Pop music has also changed so much since your last album was released — TikTok is now enormous, and these years-old songs are being revived…

[P!nk visibly winces]

I definitely see that face you just made!

I’m sorry. I’m sorry!

Are you getting that a lot through your kids, the TikTok dances and challenges?

No, they don’t have phones. I won’t let them! I was asked to be on a TikTok two nights ago and I made them very upset when I said “No, thank you.” I mean, look, I don’t want to be a dinosaur. But I want to bring back Atari. [Laughs.] Play Frogger and ExciteBike

Things have changed, and that’s not what I do. And I’m okay with that. The people that have been coming to my shows, we’ve grown up together. I’m a pop fan. I like The Beatles, I like doo-wop music, I like Broadway. I come from a different thing, and I’ve got to be true to me. I don’t get played on the radio that much anyway, so I’m not really going for that. When I’m making a record, I’m like, “Who am I? How do I feel? What do I need to exorcise?” And, “How’s this going to be [performed] live — what can I climb onto for this song? Or will I be able to say this without crying and humiliating myself?” 

So yeah, I can’t do that. But that’s great, because there’s so many people that can!

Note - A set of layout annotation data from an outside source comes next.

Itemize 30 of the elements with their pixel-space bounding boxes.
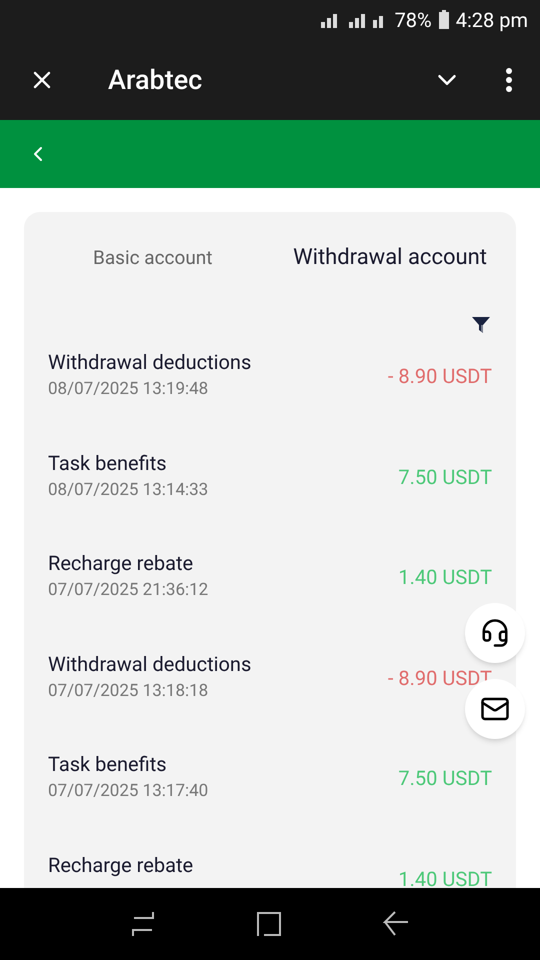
transaction-date: 08/07/2025 13:14:33 xyxy=(48,478,208,502)
transaction-amount: - 8.90 USDT xyxy=(388,664,492,692)
transaction-amount: - 8.90 USDT xyxy=(388,363,492,390)
headset-icon xyxy=(480,618,510,648)
transaction-date: 07/07/2025 21:36:12 xyxy=(48,579,208,602)
transaction-title: Withdrawal deductions xyxy=(48,650,252,676)
app-title: Arabtec xyxy=(108,62,204,98)
transaction-amount: 1.40 USDT xyxy=(398,866,492,888)
recent-apps-icon[interactable] xyxy=(130,911,155,937)
transaction-title: Withdrawal deductions xyxy=(48,349,252,375)
more-menu-button[interactable] xyxy=(506,68,512,92)
battery-percent: 78% xyxy=(394,7,432,34)
transaction-amount: 7.50 USDT xyxy=(398,765,492,792)
back-icon[interactable] xyxy=(383,911,410,937)
transaction-amount: 7.50 USDT xyxy=(398,464,492,490)
transaction-title: Recharge rebate xyxy=(48,852,194,878)
transaction-title: Task benefits xyxy=(48,450,168,476)
transaction-title: Task benefits xyxy=(48,751,168,777)
filter-icon[interactable] xyxy=(472,317,490,333)
home-icon[interactable] xyxy=(256,911,282,937)
transaction-amount: 1.40 USDT xyxy=(398,564,492,591)
more-icon xyxy=(506,68,512,92)
account-tab[interactable]: Basic account xyxy=(93,244,213,274)
transaction-title: Recharge rebate xyxy=(48,550,194,576)
transaction-date: 07/07/2025 13:17:40 xyxy=(48,780,208,803)
transaction-date: 07/07/2025 13:18:18 xyxy=(48,680,210,702)
transaction-date: 08/07/2025 13:19:48 xyxy=(48,378,210,401)
clock-time: 4:28 pm xyxy=(456,7,528,34)
battery-icon xyxy=(438,10,450,30)
account-tab[interactable]: Withdrawal account xyxy=(293,241,487,274)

The thing is, you do still get a good amount of radio play — “Never Gonna Not Dance Again” hit the top 10 of a few Billboard charts. And of course, you have tons of older hits that still get played on radio, and have been streamed millions of times. But I’m always interested in how veteran artists react to, and want to pay attention to, new technologies and platforms.

I don’t really know. With me, when you’re a certain age and a woman, they tell you that what you do doesn’t matter, really, anymore, so just do what you do. And I’ve kind of always felt like that — at 16, I felt like that. But I don’t write songs for other people. I’m very narcissistic when it comes to songwriting, in a very pure way. I write what needs to be written for me, and if somebody else can relate to it, then that’s awesome. We’re all having this human experience, and we’re not all that different.

And I love parts of it, too! Like, Billie Eilish — how do you even put a song out like that, and then it’s No. 1 on radio? Like, 10 years ago, that’s unheard of. These artists are pushing the envelope and we need them to push things forward. My daughter is obsessed with Olivia Rodrigo, and that’s awesome to me, because that girl fronts a full band and writes her own music and writes great songs, and I’m super here for that. I think it’s awesome. It’s just not going to be me.

You’re playing stadiums in a few months, and mentioned thinking about how these new songs are going to be played live. Where are you at in the process at this point?

It’s been a while, but we had a tour meeting the other night with all the key players, and it was sort of that first creative [meeting]: Thinking outside the box, what can we do, how can we top that, what’s physically possible more than once? Like, getting shot out of a cannon — that would be fun, but you can only do that once!

I walk away from meetings like that like, “Oh God, I forgot how much fun I’m about to have.” It puts years back on my life. It is so fun, what I get to do, and I love it so much. And I love that Jameson’s gonna remember it, because he’s gonna be old enough, and I love the people that I get to work with. And then I get new material — there’s nothing worse than going and playing a show, and it’s all the same. But you get new shit to work with, and you’re like, “Oh, I can do anything I want with this, literally! Can I fall from the ceiling and live?”

No ceilings on stadiums, though!

True. There’s that feeling where, “You put two Fenway Park [shows] on sale, for who? Billy Joel? Stevie Wonder? Oh, just me?” It’s very exciting, and I feel like it’s the longest fluke in history, too.